Что ж, если Фортуна, по вашей собственной глупости, повернулась, извините, задом, – полюбуйтесь хотя бы её фигурой. На прощание.

Фёдор спохватился, приподнялся, приподнял купейный лежак, убедился, что в багажном отделении осталась его собственная, стандартная клетчатая сумка, точно такая же, как и у брюнетки, со скромными подарками для бесчисленной родни и мамы с папой.

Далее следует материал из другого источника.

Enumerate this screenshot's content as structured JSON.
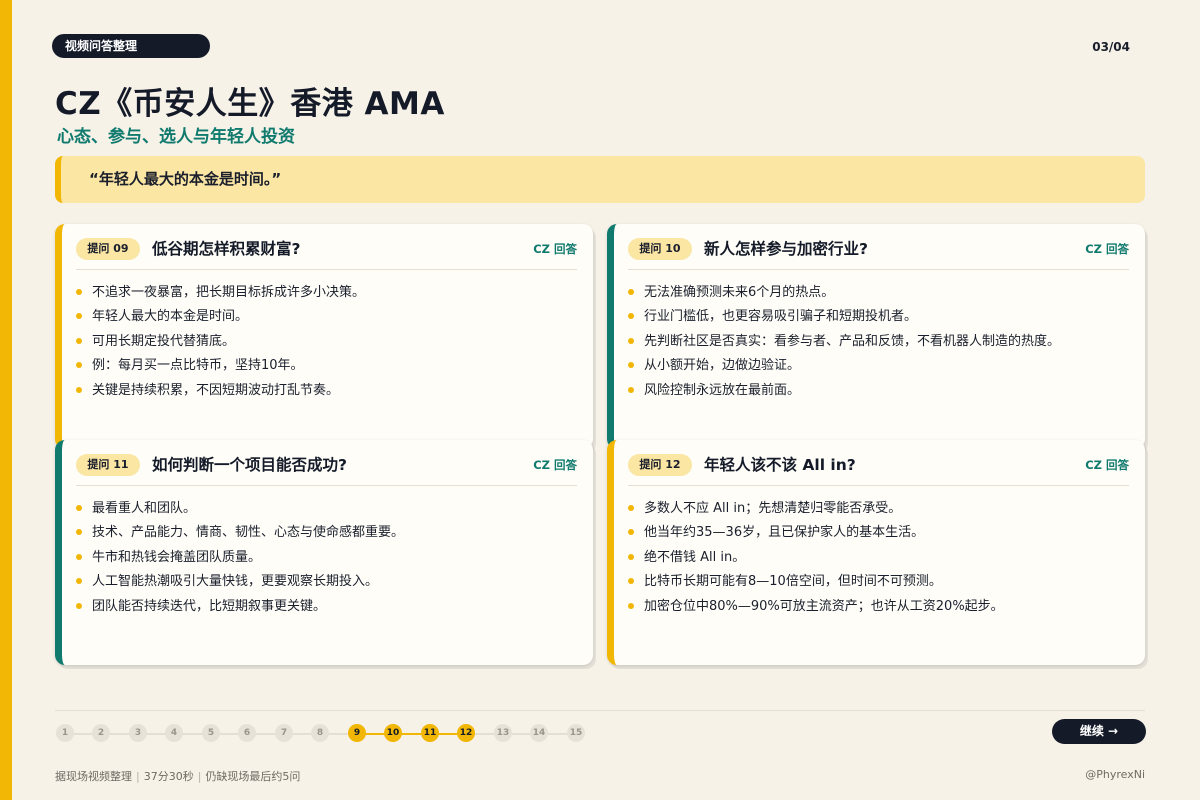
{
  "header": {
    "tag": "视频问答整理",
    "page": "03/04"
  },
  "title": "CZ《币安人生》香港 AMA",
  "subtitle": "心态、参与、选人与年轻人投资",
  "quote": "“年轻人最大的本金是时间。”",
  "cards": [
    {
      "badge": "提问 09",
      "title": "低谷期怎样积累财富?",
      "answer_label": "CZ 回答",
      "items": [
        "不追求一夜暴富，把长期目标拆成许多小决策。",
        "年轻人最大的本金是时间。",
        "可用长期定投代替猜底。",
        "例：每月买一点比特币，坚持10年。",
        "关键是持续积累，不因短期波动打乱节奏。"
      ]
    },
    {
      "badge": "提问 10",
      "title": "新人怎样参与加密行业?",
      "answer_label": "CZ 回答",
      "items": [
        "无法准确预测未来6个月的热点。",
        "行业门槛低，也更容易吸引骗子和短期投机者。",
        "先判断社区是否真实：看参与者、产品和反馈，不看机器人制造的热度。",
        "从小额开始，边做边验证。",
        "风险控制永远放在最前面。"
      ]
    },
    {
      "badge": "提问 11",
      "title": "如何判断一个项目能否成功?",
      "answer_label": "CZ 回答",
      "items": [
        "最看重人和团队。",
        "技术、产品能力、情商、韧性、心态与使命感都重要。",
        "牛市和热钱会掩盖团队质量。",
        "人工智能热潮吸引大量快钱，更要观察长期投入。",
        "团队能否持续迭代，比短期叙事更关键。"
      ]
    },
    {
      "badge": "提问 12",
      "title": "年轻人该不该 All in?",
      "answer_label": "CZ 回答",
      "items": [
        "多数人不应 All in；先想清楚归零能否承受。",
        "他当年约35—36岁，且已保护家人的基本生活。",
        "绝不借钱 All in。",
        "比特币长期可能有8—10倍空间，但时间不可预测。",
        "加密仓位中80%—90%可放主流资产；也许从工资20%起步。"
      ]
    }
  ],
  "progress": {
    "dots": [
      "1",
      "2",
      "3",
      "4",
      "5",
      "6",
      "7",
      "8",
      "9",
      "10",
      "11",
      "12",
      "13",
      "14",
      "15"
    ],
    "active": [
      "9",
      "10",
      "11",
      "12"
    ]
  },
  "continue_label": "继续 →",
  "footer": {
    "source": "据现场视频整理",
    "duration": "37分30秒",
    "note": "仍缺现场最后约5问",
    "handle": "@PhyrexNi"
  },
  "colors": {
    "accent_yellow": "#f2b705",
    "accent_teal": "#107a6e",
    "dark": "#141a28",
    "background": "#f6f2e8",
    "quote_bg": "#fbe6a4"
  }
}
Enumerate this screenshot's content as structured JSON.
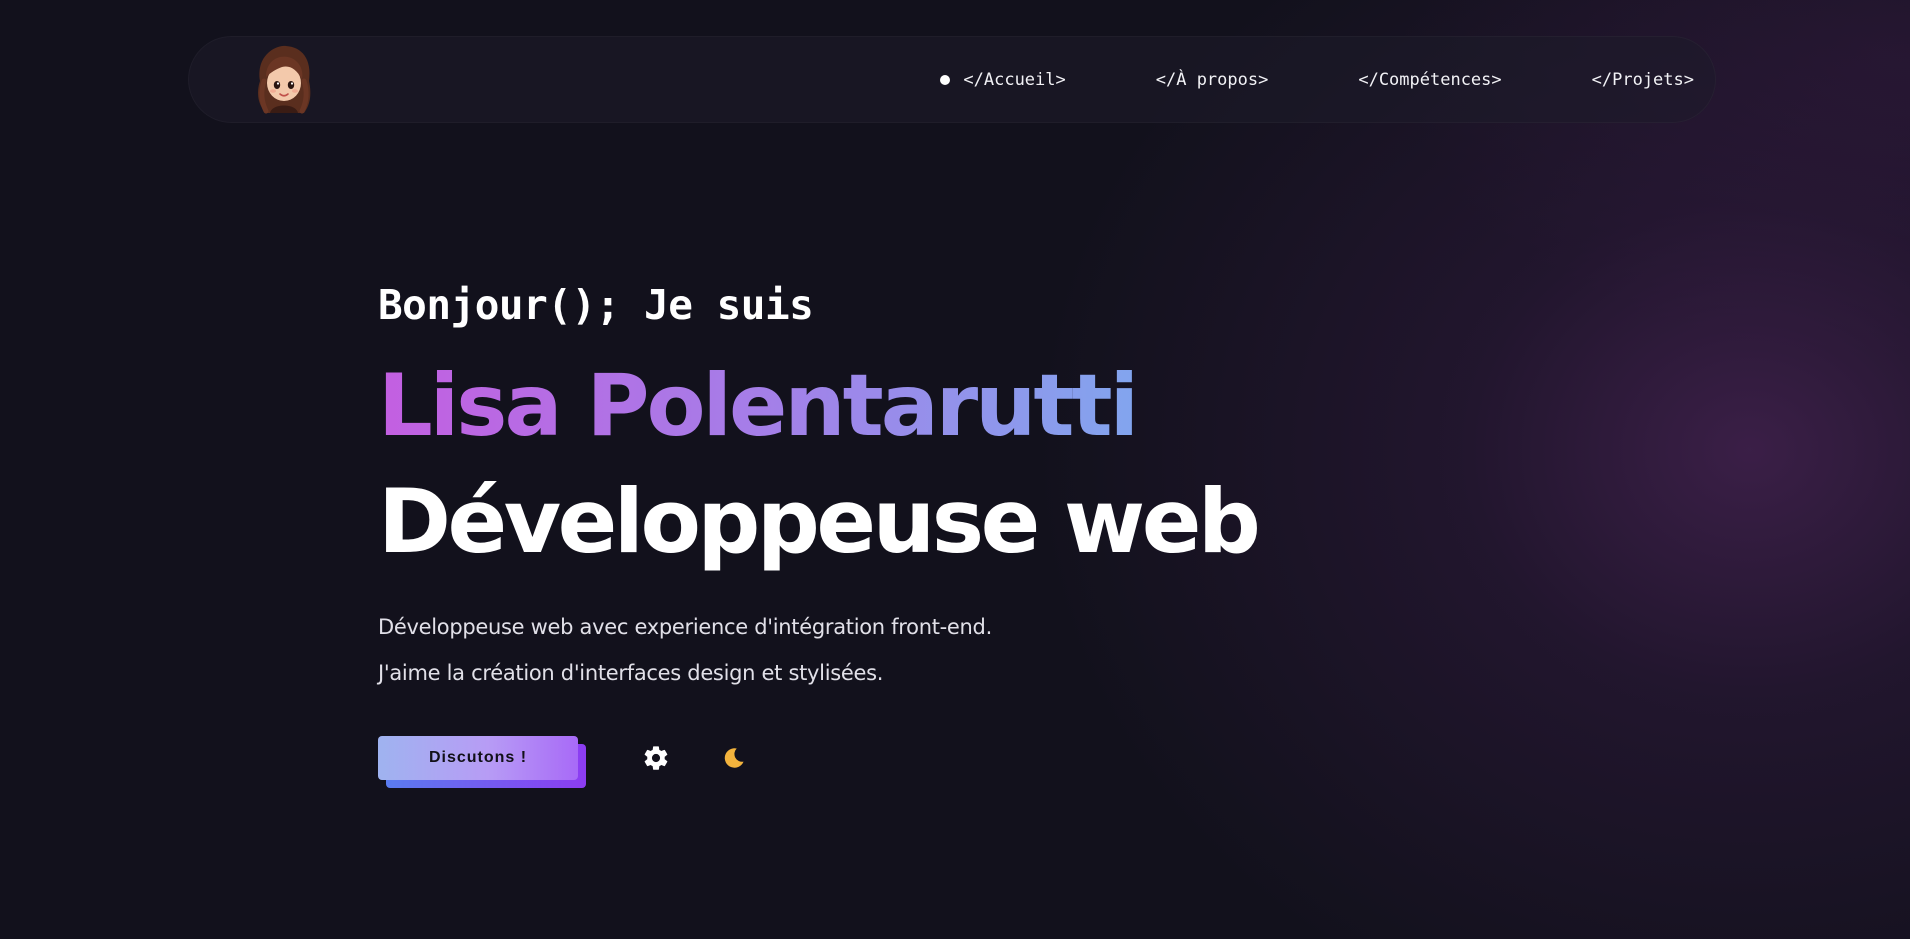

Огромной пустой люлькой, из которой давно выпал ребёнок, коридор спального вагона мягко и мерно раскачивался. Поезд набирал ход. Двери всех купе были задвинуты, образуя единую стенку с красными тревожными ручками стоп-кранов. Пассажиры торопились урвать короткий, дорожный сон, чтобы ранним утром по прибытию поезда выглядеть пристойно, успеть за рабочий день ещё многое чего сделать полезного: купить, достать, встретиться с партнёрами по бизнесу или старыми приятелями, просто обежать быстроногим туристом примечательности северной столицы. Быть может, как и Фёдор, вернуться в унылое бытие серых рабочих будней и забыться до следующего случая приятных командировочных ожиданий.

Свою клетчатую сумку, традиционную, как у нынешних «челноков», брюнетка забрала сама. Фёдор это ненароком отметил. Видимо, она хранила там более ценный груз. Толстячок, научный работник перетащил чужой чемодан в последнее купе перед тамбуром, вернулся с коричневым дерматиновым дипломатом и туго набитым портфелем профессионального командированного, поблагодарил судьбу и попутчика, тут же разделся до лиловых кальсон, забрался под одеяло, с блаженством прикрыл глаза.

– Доброй вам ночи, товарищ, – устало улыбнулся он и широко зевнул до хруста в челюсти, – вы спасли мое целомудрие. За семнадцать лет семейной жизни ни разу не изменял жене и, кажется, не смогу этого сделать никогда. При любом соблазне! Да и вам, похоже, не по душе пришлось такое бурное соседство. Так что, пусть эти две милые дамы составят друг другу приятную компанию.

Новый попутчик подавил улыбку зевком, протянул спичечный коробок и попросил:

– Будьте любезны, перед тем как лечь спать, суньте, пожалуйста, под защёлку. Грабят, знаете ли. Столько понарассказывали, хоть самолётом летай. Но боюсь… боюсь, знаете ли, замкнутого пространства и этой дикой высоты. Однажды, летели с супругой в Адлер, по салону объявили: «Наш полёт проходит на высоте десяти тысяч метров над уровнем земли!» Мне стало плохо с сердцем! Еле откачали нитроглицерином. Вы только представьте, какая это дичайшая высота?! Десять километров!.. Живу, знаете ли, рядышком, в Смольнинском районе, на Старо-Невском проспекте, рядом с Александро-Невской лаврой. До Московского вокзала, сами понимаете, пешком минут десять – пятнадцать. До аэропорта Пулково ехать час, плюс – минус… если нет заторов и ремонтов дорог… В общем, долго. Извините, вы сами москвич будете?